What are the foci of the ellipse? Graph the ellipse. 18x^2 + 36y^2 =648

To find the foci of the ellipse, we first need to rewrite the given equation in the standard form of an ellipse, which is:

$\frac{x^2}{a^2} + \frac{y^2}{b^2} = 1$

where (a,b) are the semi-major and semi-minor axes.

Divide both sides of the equation by 648, to isolate the terms and rewrite it in standard form:

$\frac{x^2}{36} + \frac{y^2}{18} = 1$

Now we can see that $a^2 = 36$ and $b^2 = 18$, so a = 6 and b = $\sqrt{18}=3\sqrt{2}$.
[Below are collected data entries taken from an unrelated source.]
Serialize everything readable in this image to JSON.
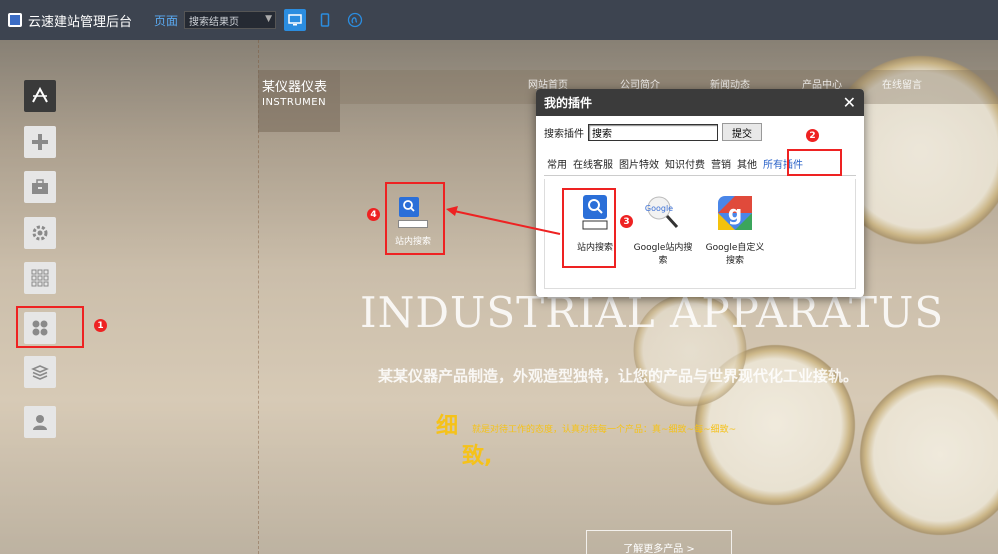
{
  "topbar": {
    "app_title": "云速建站管理后台",
    "page_label": "页面",
    "page_select": "搜索结果页",
    "device_desktop": "desktop-icon",
    "device_mobile": "mobile-icon",
    "device_other": "wechat-icon"
  },
  "site": {
    "logo_cn": "某仪器仪表",
    "logo_en": "INSTRUMEN",
    "nav": [
      "网站首页",
      "公司简介",
      "新闻动态",
      "产品中心",
      "在线留言"
    ],
    "hero_en": "INDUSTRIAL APPARATUS",
    "hero_cn": "某某仪器产品制造，外观造型独特，让您的产品与世界现代化工业接轨。",
    "detail_big_1": "细",
    "detail_big_2": "致,",
    "detail_small": "就是对待工作的态度，认真对待每一个产品：真~细致~每~细致~",
    "more_button": "了解更多产品 >",
    "dropped_widget_label": "站内搜索"
  },
  "badges": [
    "1",
    "2",
    "3",
    "4"
  ],
  "dialog": {
    "title": "我的插件",
    "close": "✕",
    "search_label": "搜索插件",
    "search_value": "搜索",
    "submit": "提交",
    "tabs": [
      "常用",
      "在线客服",
      "图片特效",
      "知识付费",
      "营销",
      "其他",
      "所有插件"
    ],
    "plugins": [
      {
        "label": "站内搜索",
        "icon": "site-search-icon"
      },
      {
        "label": "Google站内搜索",
        "icon": "google-search-icon"
      },
      {
        "label": "Google自定义搜索",
        "icon": "google-custom-search-icon"
      }
    ]
  },
  "colors": {
    "highlight": "#ee2222",
    "accent": "#2b8de0",
    "gold": "#f5c21a"
  }
}
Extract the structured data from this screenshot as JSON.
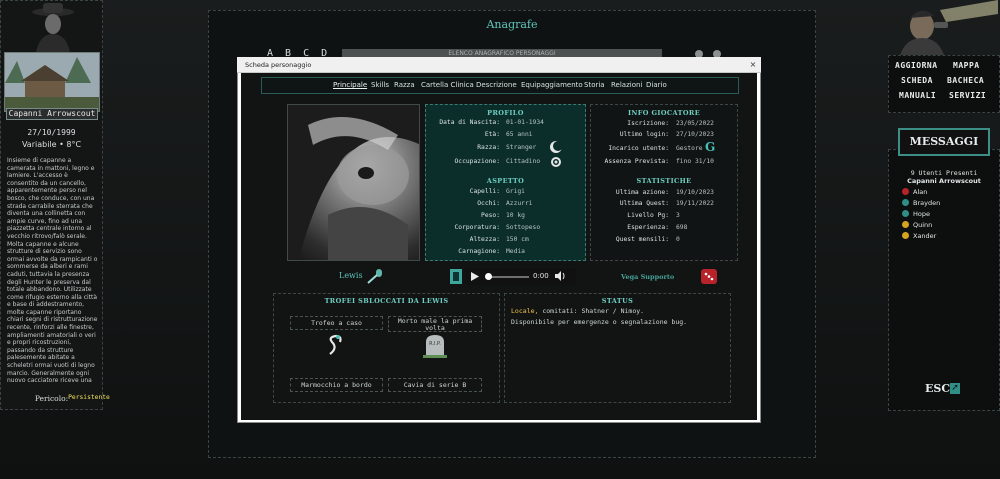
{
  "left": {
    "location_name": "Capanni Arrowscout",
    "date": "27/10/1999",
    "weather": "Variabile • 8°C",
    "description": "Insieme di capanne a camerata in mattoni, legno e lamiere. L'accesso è consentito da un cancello, apparentemente perso nel bosco, che conduce, con una strada carrabile sterrata che diventa una collinetta con ampie curve, fino ad una piazzetta centrale intorno al vecchio ritrovo/falò serale. Molta capanne e alcune strutture di servizio sono ormai avvolte da rampicanti o sommerse da alberi e rami caduti, tuttavia la presenza degli Hunter le preserva dal totale abbandono. Utilizzate come rifugio esterno alla città e base di addestramento, molte capanne riportano chiari segni di ristrutturazione recente, rinforzi alle finestre, ampliamenti amatoriali o veri e propri ricostruzioni, passando da strutture palesemente abitate a scheletri ormai vuoti di legno marcio. Generalmente ogni nuovo cacciatore riceve una",
    "danger_label": "Pericolo:",
    "danger_value": "Persistente"
  },
  "right": {
    "menu": [
      "AGGIORNA",
      "MAPPA",
      "SCHEDA",
      "BACHECA",
      "MANUALI",
      "SERVIZI"
    ],
    "messages_title": "MESSAGGI",
    "online_count": "9 Utenti Presenti",
    "online_place": "Capanni Arrowscout",
    "users": [
      {
        "name": "Alan",
        "color": "#b8232a"
      },
      {
        "name": "Brayden",
        "color": "#2f8f87"
      },
      {
        "name": "Hope",
        "color": "#2f8f87"
      },
      {
        "name": "Quinn",
        "color": "#d6a320"
      },
      {
        "name": "Xander",
        "color": "#d6a320"
      }
    ],
    "exit_label": "ESCI"
  },
  "center": {
    "title": "Anagrafe",
    "alphabet": "A B C D",
    "list_header": "ELENCO ANAGRAFICO PERSONAGGI"
  },
  "modal": {
    "title": "Scheda personaggio",
    "close_glyph": "×",
    "tabs": [
      "Principale",
      "Skills",
      "Razza",
      "Cartella Clinica",
      "Descrizione",
      "Equipaggiamento",
      "Storia",
      "Relazioni",
      "Diario"
    ],
    "profilo": {
      "title": "PROFILO",
      "rows": [
        {
          "label": "Data di Nascita:",
          "value": "01-01-1934"
        },
        {
          "label": "Età:",
          "value": "65 anni"
        },
        {
          "label": "Razza:",
          "value": "Stranger"
        },
        {
          "label": "Occupazione:",
          "value": "Cittadino"
        }
      ]
    },
    "aspetto": {
      "title": "ASPETTO",
      "rows": [
        {
          "label": "Capelli:",
          "value": "Grigi"
        },
        {
          "label": "Occhi:",
          "value": "Azzurri"
        },
        {
          "label": "Peso:",
          "value": "10 kg"
        },
        {
          "label": "Corporatura:",
          "value": "Sottopeso"
        },
        {
          "label": "Altezza:",
          "value": "150 cm"
        },
        {
          "label": "Carnagione:",
          "value": "Media"
        }
      ]
    },
    "info": {
      "title": "INFO GIOCATORE",
      "rows": [
        {
          "label": "Iscrizione:",
          "value": "23/05/2022"
        },
        {
          "label": "Ultimo login:",
          "value": "27/10/2023"
        },
        {
          "label": "Incarico utente:",
          "value": "Gestore"
        },
        {
          "label": "Assenza Prevista:",
          "value": "fino 31/10"
        }
      ]
    },
    "stats": {
      "title": "STATISTICHE",
      "rows": [
        {
          "label": "Ultima azione:",
          "value": "19/10/2023"
        },
        {
          "label": "Ultima Quest:",
          "value": "19/11/2022"
        },
        {
          "label": "Livello Pg:",
          "value": "3"
        },
        {
          "label": "Esperienza:",
          "value": "698"
        },
        {
          "label": "Quest mensili:",
          "value": "0"
        }
      ]
    },
    "character_name": "Lewis",
    "player": {
      "time": "0:00"
    },
    "support_label": "Vega Supporto",
    "trofei": {
      "title": "TROFEI SBLOCCATI DA LEWIS",
      "items": [
        "Trofeo a caso",
        "Morto male la prima volta",
        "Marmocchio a bordo",
        "Cavia di serie B"
      ]
    },
    "status": {
      "title": "STATUS",
      "line1_label": "Locale,",
      "line1_value": "comitati: Shatner / Nimoy.",
      "line2": "Disponibile per emergenze o segnalazione bug."
    }
  }
}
To find the foci, we use the relationship $c^2 = a^2 - b^2$, where c is the distance from the center of the ellipse to each focus.

We find that:

$c^2 = 36 - 18 = 18$

$c = \sqrt{18}= 3\sqrt{2}$

Since the larger denominator is under the $x^2$ term, it means that the ellipse is stretched along the x-axis, and thus its foci will have a form (±c,0). Therefore, the foci of the ellipse are ($\pm3\sqrt{2}$, 0).

To graph the ellipse, plot the center at (0,0) and draw an ellipse with semi-major axis of length 6 along the x-axis and semi-minor axis of length $3\sqrt{2}$ along the y-axis. Don't forget to mark the foci at ($\pm3\sqrt{2}$, 0).